On the morning of July the first, the British after a week-long artillery bombardment of the German front line ordered a general assault on the German lines. The British attack was an attempt to break through the German lines and to end the stalemate on the western front, it would also have helped to relieve the French who were under constant German attack at Verdun.
The Somme offensive was the brainchild of General Alexander Haig. In total, some twelve divisions were involved on the first day of the offensive. It soon became clear that the plan was not going as planned. The Germans had not been destroyed by the week-long artillery barrage. Instead, the British and Empire troops were met with heavy machine gun fire and they suffered heavy casualties. The British suffered some 60,000 casualties on the first day of the offensive. The offense had not taken the Germans by surprise and they had been warned beforehand of a probable British assault and they had reinforced their defensive positions. Many have asserted that Haig had failed to plan the attack properly and had been over-optimistic. The British military planners had failed to understand that the Germans could dig trenches so far down that they would be safe from artillery fire.
In the course of the next four months, there were almost 90 British attacks on the German lines. In total, the British only advanced some six miles. The British lost almost 150000 men killed and some 250,0000 injured, many of them maimed for life. In desperation at one point, the British used tanks for the first time in history, in an attempt to break the deadlock.

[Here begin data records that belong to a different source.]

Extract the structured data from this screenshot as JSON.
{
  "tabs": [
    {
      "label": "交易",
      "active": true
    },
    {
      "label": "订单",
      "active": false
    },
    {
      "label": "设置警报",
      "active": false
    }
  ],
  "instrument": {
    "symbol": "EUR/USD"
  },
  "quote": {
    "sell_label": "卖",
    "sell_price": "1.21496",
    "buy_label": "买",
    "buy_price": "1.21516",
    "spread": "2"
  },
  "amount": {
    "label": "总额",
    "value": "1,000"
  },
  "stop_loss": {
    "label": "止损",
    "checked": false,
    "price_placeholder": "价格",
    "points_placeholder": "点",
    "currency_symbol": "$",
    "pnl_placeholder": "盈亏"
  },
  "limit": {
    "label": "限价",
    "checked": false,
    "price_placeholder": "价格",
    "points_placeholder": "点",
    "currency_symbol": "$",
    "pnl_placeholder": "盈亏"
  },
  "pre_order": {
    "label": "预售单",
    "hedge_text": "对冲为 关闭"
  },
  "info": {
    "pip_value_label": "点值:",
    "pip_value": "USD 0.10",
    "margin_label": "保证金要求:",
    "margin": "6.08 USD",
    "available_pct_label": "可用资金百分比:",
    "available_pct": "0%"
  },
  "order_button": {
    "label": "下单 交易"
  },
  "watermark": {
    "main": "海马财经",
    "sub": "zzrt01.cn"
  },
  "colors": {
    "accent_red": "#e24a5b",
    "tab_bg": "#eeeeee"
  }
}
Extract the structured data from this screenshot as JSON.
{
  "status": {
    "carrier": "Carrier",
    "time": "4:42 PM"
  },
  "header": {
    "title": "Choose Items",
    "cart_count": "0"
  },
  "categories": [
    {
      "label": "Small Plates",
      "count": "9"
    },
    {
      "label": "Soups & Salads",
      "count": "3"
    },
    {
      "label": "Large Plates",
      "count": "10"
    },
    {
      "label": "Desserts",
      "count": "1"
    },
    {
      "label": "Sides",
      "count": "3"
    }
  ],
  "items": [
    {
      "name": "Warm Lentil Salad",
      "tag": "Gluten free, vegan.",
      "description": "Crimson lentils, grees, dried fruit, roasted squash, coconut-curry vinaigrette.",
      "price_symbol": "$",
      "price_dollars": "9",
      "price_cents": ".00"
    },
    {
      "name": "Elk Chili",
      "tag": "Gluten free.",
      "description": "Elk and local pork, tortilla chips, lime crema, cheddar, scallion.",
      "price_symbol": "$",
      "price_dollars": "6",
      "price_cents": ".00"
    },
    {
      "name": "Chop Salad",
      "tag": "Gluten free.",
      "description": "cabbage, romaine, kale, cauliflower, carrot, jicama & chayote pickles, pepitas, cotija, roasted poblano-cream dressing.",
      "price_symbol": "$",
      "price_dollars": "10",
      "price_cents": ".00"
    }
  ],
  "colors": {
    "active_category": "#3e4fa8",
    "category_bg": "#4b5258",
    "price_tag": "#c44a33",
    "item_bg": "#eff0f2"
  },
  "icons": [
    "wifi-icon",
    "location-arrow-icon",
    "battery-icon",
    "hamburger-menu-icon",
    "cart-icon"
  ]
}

Haig called off the attacks on this day. He claimed that the battle had been a success. Haig confidently stated that the battle of the Somme had greatly weakened the German army and that it had helped the French to resist the German attack on Verdun. Haig also claimed that the attack had prevented a general German attack on the western front. Not many agreed with Haig’s assessment and among his greatest critics was the British Prime Minister Lloyd George. He personally blamed Haig for the failure at Somme and for the death of almost 150,000 British and Empire soldiers. Historians continue to debate if the Somme was a great failure or if it helped to weaken the Germans and to end the war.